Blockchain’s greatest strength is its transparency, but in payment and financial scenarios, this becomes its biggest weakness. When all transaction data is publicly visible, business privacy and user security become hard to protect. As blockchain evolves from an “open ledger” to a “privacy‑payment infrastructure,”Multi‑Party Computation (MPC) has become one of the key technologies connecting cryptography and the distributed ledger.
This article systematically dissects the role of MPC in blockchain, including:
- The core principles and cryptographic components of MPC
- MPC’s key application scenarios in blockchain
- The protocol‑layer evolution of MPC blockchains
- Future trends of MPC + blockchain
- And a real‑world case of MPC in a stablecoin-payment‑oriented public chain
What is MPC Multi‑Party Computation?
Multi‑Party Computation (MPC) allows multiple participants to jointly complete a computation task without revealing their private inputs, finally outputting only the computation result and not exposing any party’s original data. This can be understood as: “Data remains private, but the computation result is jointly verifiable.“
Typical examples include:
- Multiple parties jointly calculating the average salary without revealing individual incomes;
- Multiple institutions jointly training an AI model (privacy AI / federated learning) without sharing raw data;
- Multiple nodes collaboratively computing a blockchain signature, instead of one single node holding the full private key.

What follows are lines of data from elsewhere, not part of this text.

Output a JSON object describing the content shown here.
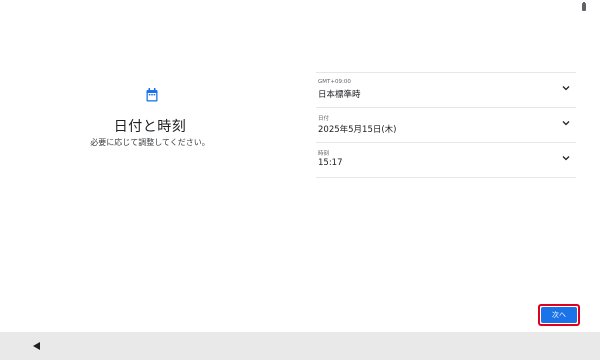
{
  "status_bar": {
    "battery_icon": "battery-icon"
  },
  "left_panel": {
    "icon": "calendar-icon",
    "title": "日付と時刻",
    "subtitle": "必要に応じて調整してください。"
  },
  "settings": [
    {
      "label": "GMT+09:00",
      "value": "日本標準時",
      "icon": "chevron-down-icon"
    },
    {
      "label": "日付",
      "value": "2025年5月15日(木)",
      "icon": "chevron-down-icon"
    },
    {
      "label": "時刻",
      "value": "15:17",
      "icon": "chevron-down-icon"
    }
  ],
  "footer": {
    "next_label": "次へ",
    "highlight_color": "#e0001b",
    "button_color": "#1a73e8"
  },
  "nav_bar": {
    "back_icon": "back-triangle-icon"
  },
  "colors": {
    "accent": "#1a73e8",
    "nav_background": "#e9e9e9"
  }
}
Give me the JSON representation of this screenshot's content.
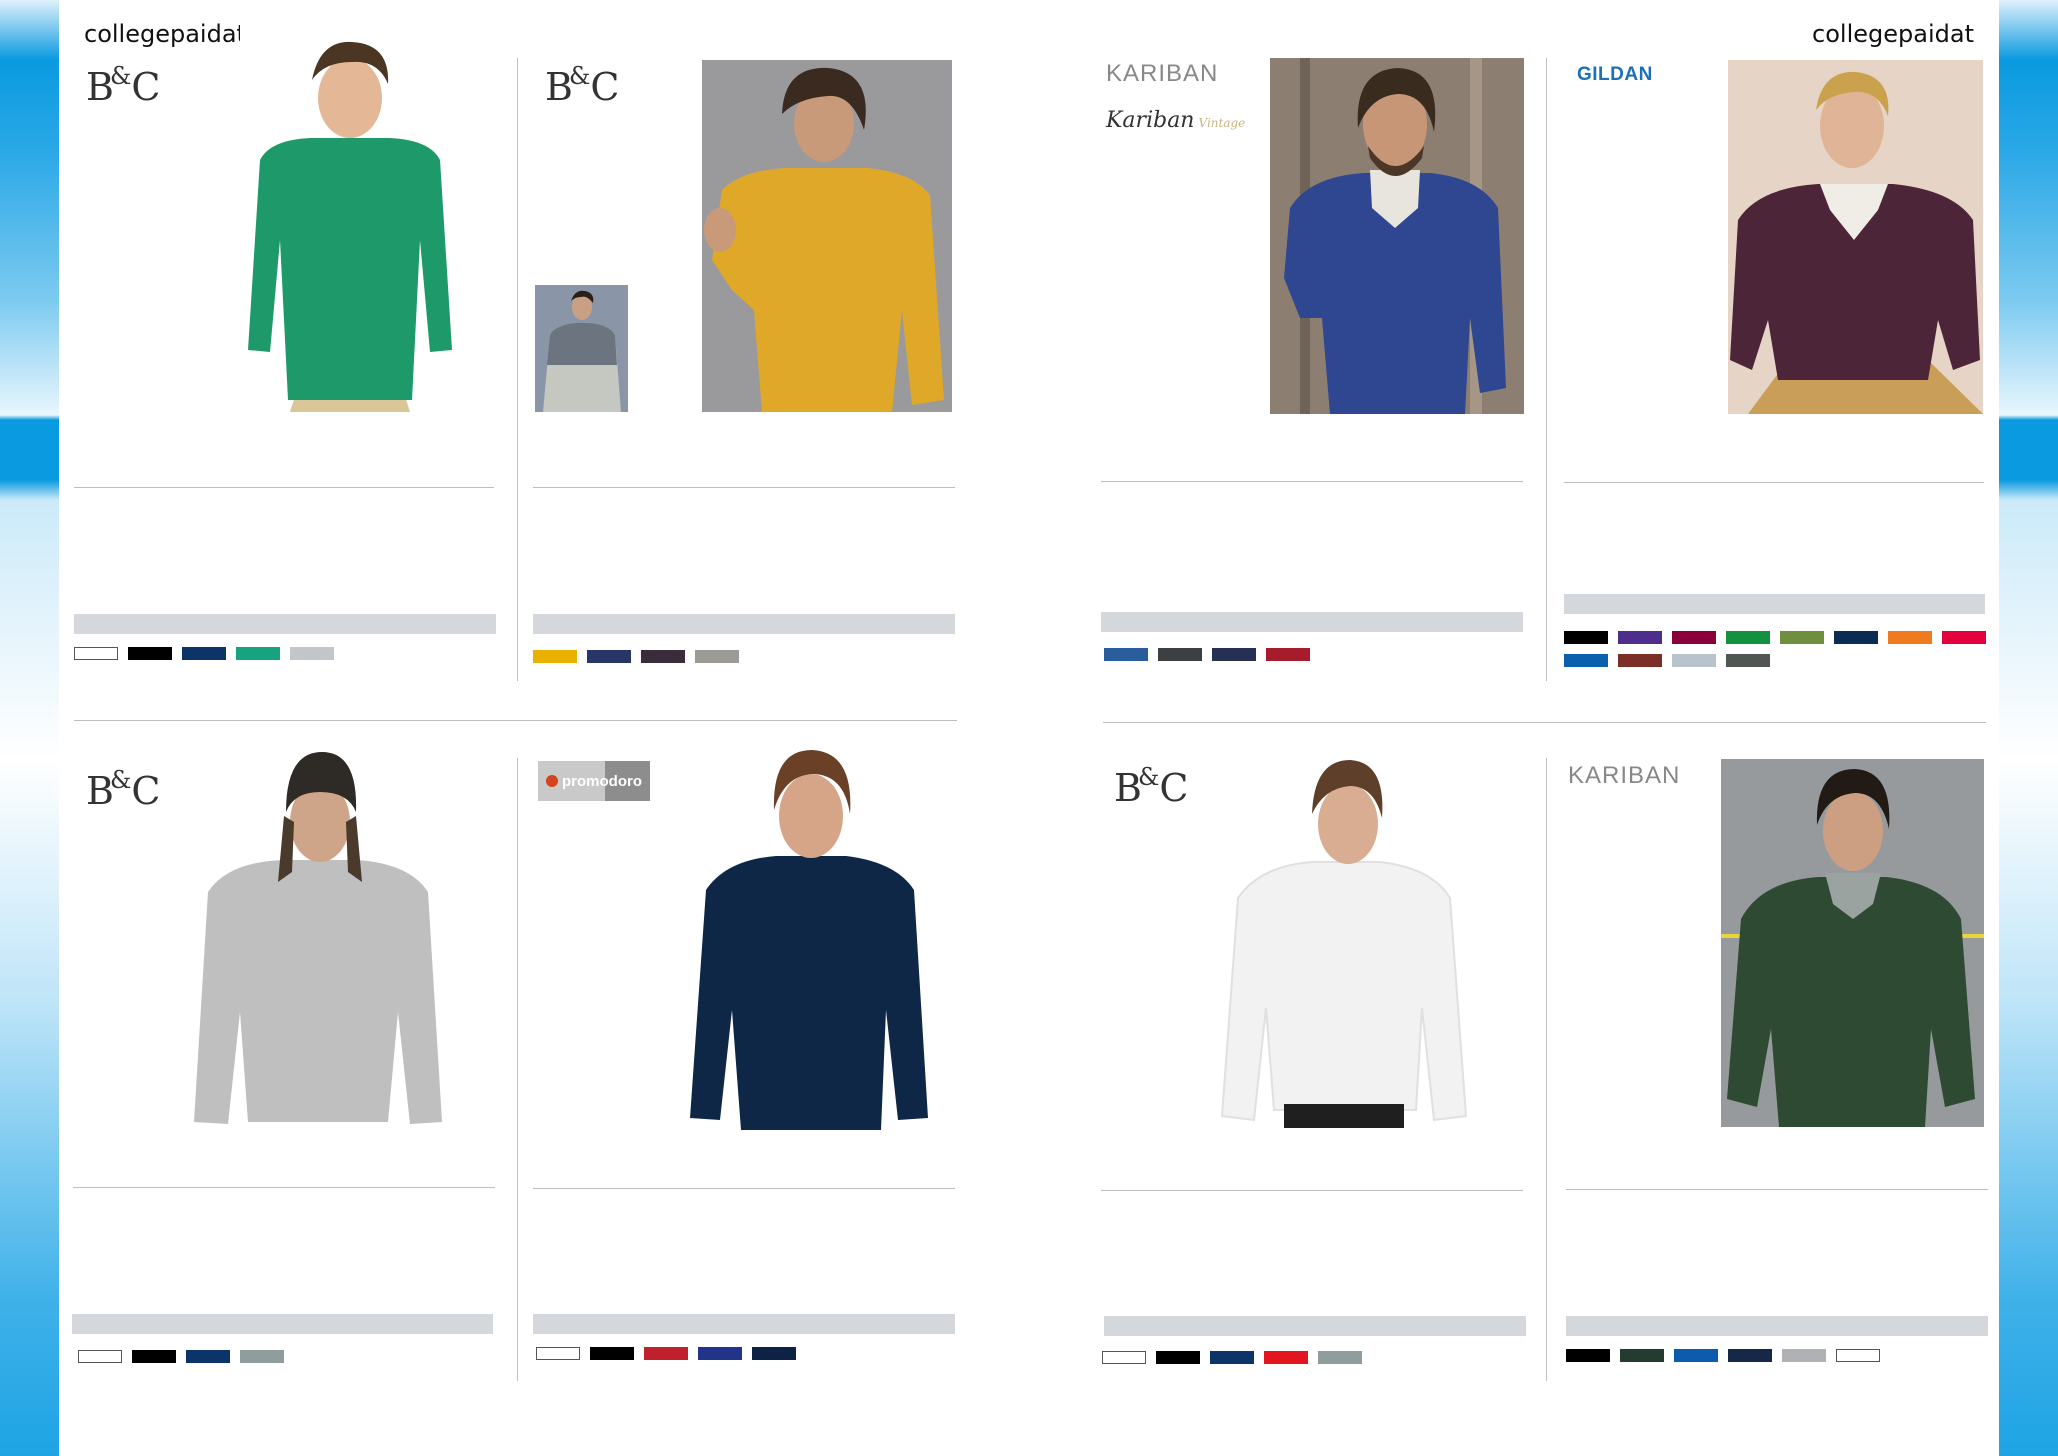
{
  "header": {
    "left_title": "collegepaidat",
    "right_title": "collegepaidat"
  },
  "brands": {
    "bc": "B&C",
    "kariban": "KARIBAN",
    "kariban_script": "Kariban",
    "kariban_script_sub": "Vintage",
    "gildan": "GILDAN",
    "promodoro": "promodoro"
  },
  "products": [
    {
      "brand": "bc",
      "swatches": [
        "#ffffff",
        "#000000",
        "#0c3469",
        "#17a37f",
        "#c3c6c8"
      ]
    },
    {
      "brand": "bc",
      "swatches": [
        "#e9b200",
        "#293566",
        "#3b2c3b",
        "#9b9a94"
      ]
    },
    {
      "brand": "kariban",
      "swatches": [
        "#295d9c",
        "#3c4043",
        "#263055",
        "#a71c2c"
      ]
    },
    {
      "brand": "gildan",
      "swatches": [
        "#000000",
        "#4e2e8d",
        "#8a0039",
        "#14913e",
        "#6f8f3f",
        "#0a2c52",
        "#ef7b21",
        "#e4003c",
        "#0b60ad",
        "#7b2f26",
        "#b7c4cc",
        "#525652"
      ]
    },
    {
      "brand": "bc",
      "swatches": [
        "#ffffff",
        "#000000",
        "#0c3469",
        "#909d9d"
      ]
    },
    {
      "brand": "promodoro",
      "swatches": [
        "#ffffff",
        "#000000",
        "#c0202b",
        "#22338c",
        "#0e2245"
      ]
    },
    {
      "brand": "bc",
      "swatches": [
        "#ffffff",
        "#000000",
        "#0c3469",
        "#e1161f",
        "#909d9d"
      ]
    },
    {
      "brand": "kariban",
      "swatches": [
        "#000000",
        "#223d30",
        "#0b5cad",
        "#152848",
        "#b0b1b4",
        "#ffffff"
      ]
    }
  ]
}
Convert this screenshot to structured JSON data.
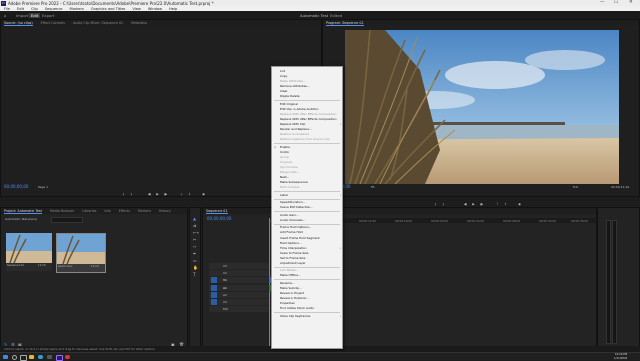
{
  "window": {
    "title": "Adobe Premiere Pro 2022 - C:\\Users\\tsoto\\Documents\\Adobe\\Premiere Pro\\22.0\\Automatic Test.prproj *",
    "minimize": "—",
    "maximize": "☐",
    "close": "✕"
  },
  "menu": [
    "File",
    "Edit",
    "Clip",
    "Sequence",
    "Markers",
    "Graphics and Titles",
    "View",
    "Window",
    "Help"
  ],
  "workspace": {
    "tabs": [
      "Import",
      "Edit",
      "Export"
    ],
    "active": "Edit",
    "center_title": "Automatic Test",
    "center_sub": "Edited"
  },
  "source_panel": {
    "tabs": [
      "Source: (no clips)",
      "Effect Controls",
      "Audio Clip Mixer: Sequence 01",
      "Metadata"
    ],
    "timecode_left": "00;00;00;00",
    "page": "Page 1",
    "timecode_right": "00;00;00;00"
  },
  "program_panel": {
    "tab": "Program: Sequence 01",
    "timecode_left": "00;00;00;00",
    "fit": "Fit",
    "fraction": "Full",
    "timecode_right": "00;00;11;10"
  },
  "project_panel": {
    "tabs": [
      "Project: Automatic Test",
      "Media Browser",
      "Libraries",
      "Info",
      "Effects",
      "Markers",
      "History"
    ],
    "file": "Automatic Test.prproj",
    "clips": [
      {
        "name": "Sequence 01",
        "duration": "11;10"
      },
      {
        "name": "beach.mov",
        "duration": "11;10"
      }
    ]
  },
  "timeline": {
    "tab": "Sequence 01",
    "timecode": "00;00;00;00",
    "ruler": [
      "00;00",
      "00;00;04;00",
      "00;00;08;00",
      "00;00;12;00",
      "00;00;16;00",
      "00;00;20;00",
      "00;00;24;00",
      "00;00;28;00",
      "00;00;32;00",
      "00;00;36;00"
    ],
    "tracks": [
      "V3",
      "V2",
      "V1",
      "A1",
      "A2",
      "A3",
      "Mix"
    ]
  },
  "status_text": "Click to select, or click in empty space and drag to marquee select. Use Shift, Alt, and Ctrl for other options.",
  "context_menu": {
    "items": [
      {
        "label": "Cut",
        "enabled": true
      },
      {
        "label": "Copy",
        "enabled": true
      },
      {
        "label": "Paste Attributes...",
        "enabled": false
      },
      {
        "label": "Remove Attributes...",
        "enabled": true
      },
      {
        "label": "Clear",
        "enabled": true
      },
      {
        "label": "Ripple Delete",
        "enabled": true
      },
      {
        "sep": true
      },
      {
        "label": "Edit Original",
        "enabled": true
      },
      {
        "label": "Edit Clip in Adobe Audition",
        "enabled": true
      },
      {
        "label": "Replace With After Effects Composition",
        "enabled": false
      },
      {
        "label": "Replace With After Effects Composition",
        "enabled": true
      },
      {
        "label": "Replace With Clip",
        "enabled": true,
        "submenu": true
      },
      {
        "label": "Render and Replace...",
        "enabled": true
      },
      {
        "label": "Restore Unrendered",
        "enabled": false
      },
      {
        "label": "Restore Captions from Source Clip",
        "enabled": false
      },
      {
        "sep": true
      },
      {
        "label": "Enable",
        "enabled": true,
        "checked": true
      },
      {
        "label": "Unlink",
        "enabled": true
      },
      {
        "label": "Group",
        "enabled": false
      },
      {
        "label": "Ungroup",
        "enabled": false
      },
      {
        "label": "Synchronize",
        "enabled": false
      },
      {
        "label": "Merge Clips...",
        "enabled": false
      },
      {
        "label": "Nest...",
        "enabled": true
      },
      {
        "label": "Make Subsequence",
        "enabled": true
      },
      {
        "label": "Multi-Camera",
        "enabled": false
      },
      {
        "sep": true
      },
      {
        "label": "Label",
        "enabled": true,
        "submenu": true
      },
      {
        "sep": true
      },
      {
        "label": "Speed/Duration...",
        "enabled": true
      },
      {
        "label": "Scene Edit Detection...",
        "enabled": true
      },
      {
        "sep": true
      },
      {
        "label": "Audio Gain...",
        "enabled": true
      },
      {
        "label": "Audio Channels...",
        "enabled": true
      },
      {
        "sep": true
      },
      {
        "label": "Frame Hold Options...",
        "enabled": true
      },
      {
        "label": "Add Frame Hold",
        "enabled": true
      },
      {
        "label": "Insert Frame Hold Segment",
        "enabled": true
      },
      {
        "label": "Field Options...",
        "enabled": true
      },
      {
        "label": "Time Interpolation",
        "enabled": true,
        "submenu": true
      },
      {
        "label": "Scale to Frame Size",
        "enabled": true
      },
      {
        "label": "Set to Frame Size",
        "enabled": true
      },
      {
        "label": "Adjustment Layer",
        "enabled": true
      },
      {
        "sep": true
      },
      {
        "label": "Link Media...",
        "enabled": false
      },
      {
        "label": "Make Offline...",
        "enabled": true
      },
      {
        "sep": true
      },
      {
        "label": "Rename...",
        "enabled": true
      },
      {
        "label": "Make Subclip...",
        "enabled": true
      },
      {
        "label": "Reveal in Project",
        "enabled": true
      },
      {
        "label": "Reveal in Explorer...",
        "enabled": true
      },
      {
        "label": "Properties",
        "enabled": true
      },
      {
        "label": "Find Adobe Stock Audio",
        "enabled": true
      },
      {
        "sep": true
      },
      {
        "label": "Show Clip Keyframes",
        "enabled": true,
        "submenu": true
      }
    ]
  },
  "taskbar": {
    "time": "10:26 PM",
    "date": "1/11/2022",
    "apps": [
      "windows",
      "search",
      "file-explorer",
      "edge",
      "premiere",
      "chrome"
    ]
  },
  "colors": {
    "accent": "#4f8ff7",
    "clip_video": "#4a6fb8",
    "clip_audio": "#3a7a3a"
  }
}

Core Cryptographic Components of MPC
In a secure multiparty computation blockchain, MPC is typically used in conjunction with the following techniques:
- Secret Sharing: For example, Shamir’s Secret Sharing, which splits a key into multiple shares; several shares are required to reconstruct it.
- Threshold Signature (TSS): A signature can be generated once a sufficient number of nodes reach the threshold.
- Fully Homomorphic Encryption (FHE): Enables direct computation in an encrypted state.
- Zero‑Knowledge Proof (ZKP): Proves that a computation is correct, without revealing the underlying data.
These technologies together form the infrastructure of blockchain privacy computation, turning MPC from an “algorithm” into a “system‑level capability.”

Main Application Scenarios of MPC in Blockchain
Core Comparison of Multi-Party Computation Use Cases
From a practical standpoint, MPC is no longer limited to a single security module, but is gradually evolving into a universal foundational capability covering wallets, cross‑chain bridges, payments, and data computation. The following table compares MPC’s core value in different blockchain contexts:
| Application direction | Problems in traditional approaches | MPC‑based solutions | Core value |
| Wallet & private key management | Single‑point private key easy to leak | Key sharding + threshold signatures | Eliminates single‑point risk |
| Privacy‑computing DApps | Data must be public or rely on trusted third parties | Off‑chain MPC + on‑chain verification | Data never leaves local nodes |
| Cross‑chain bridges | Multi‑sign or centralized‑validation risks | MPC‑based threshold signing | Improves cross‑chain security |
| Payment systems | Transparent ledger exposes transaction details | MPC + privacy computation | Protects business privacy |
- MPC Wallets and Private Key Management
Traditional “single private key + seed phrase” schemes have serious single‑point risks. MPC wallets adopt “key sharding + threshold signatures,” changing the role of keys from “being held” into “collaboratively computed signatures.”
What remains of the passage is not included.